Франческо Де Анджелис. Студент второго курса, кафедра экономики. Известный повсюду как Фрэнк. В следующем месяце баллотируется на пост президента Афро-Карибского общества. Скорее всего, победит. Учился во «второсортной школе-интернате». Информация от того, кто сам учился в «классической средней». Далее: «Его мать итальянка или что-то в этом роде. Отец был, вероятно, каким-то африканским принцем, обычно так бывает».
(В некоторых школах ты «учишься». В Брейтонскую ты «ходишь».)

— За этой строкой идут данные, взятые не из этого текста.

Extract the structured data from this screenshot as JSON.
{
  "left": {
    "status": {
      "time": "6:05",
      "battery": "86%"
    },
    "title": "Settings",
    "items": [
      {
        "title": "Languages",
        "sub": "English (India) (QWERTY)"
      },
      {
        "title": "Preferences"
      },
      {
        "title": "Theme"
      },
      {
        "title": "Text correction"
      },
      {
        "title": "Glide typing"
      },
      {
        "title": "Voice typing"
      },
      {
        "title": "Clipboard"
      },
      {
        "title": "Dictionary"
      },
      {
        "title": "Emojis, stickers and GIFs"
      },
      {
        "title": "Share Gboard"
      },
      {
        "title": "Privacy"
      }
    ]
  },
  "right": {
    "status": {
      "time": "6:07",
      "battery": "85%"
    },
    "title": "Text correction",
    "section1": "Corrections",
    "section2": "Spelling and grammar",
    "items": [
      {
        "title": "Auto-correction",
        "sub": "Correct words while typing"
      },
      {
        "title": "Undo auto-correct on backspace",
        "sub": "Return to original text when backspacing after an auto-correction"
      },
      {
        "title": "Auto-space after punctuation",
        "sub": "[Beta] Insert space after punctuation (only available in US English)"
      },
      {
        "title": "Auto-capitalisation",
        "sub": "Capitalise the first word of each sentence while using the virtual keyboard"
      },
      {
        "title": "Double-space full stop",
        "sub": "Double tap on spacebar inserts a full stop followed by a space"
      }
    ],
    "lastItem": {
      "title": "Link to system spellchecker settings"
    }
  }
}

Третий визит Ли совпал с обедом в честь Международного женского дня. Полезное оправдание, чтобы не встречаться с Родни. На Ли – зеленое платье, а Натали надела фиолетовое, они собрались одновременно и рука об руку отправились в банекетный зал. Явное удовольствие, которое они получали друг от друга, их очевидная близость и легкость в общении друг с другом делали их в паре более привлекательными, чем они даже могли рассчитывать поодиночке, и, прекрасно это понимая, они подчеркивали одинаковые рост и сложение, сихронно маршируя длинными ногами. Когда они добрались до своего стола, у Натали кружилась голова от той власти, которую имеешь в двадцать лет, от того, что она почти свободна от мужчины, который ей наскучил, и от того, что вот-вот начнется обед из более чем двух блюд.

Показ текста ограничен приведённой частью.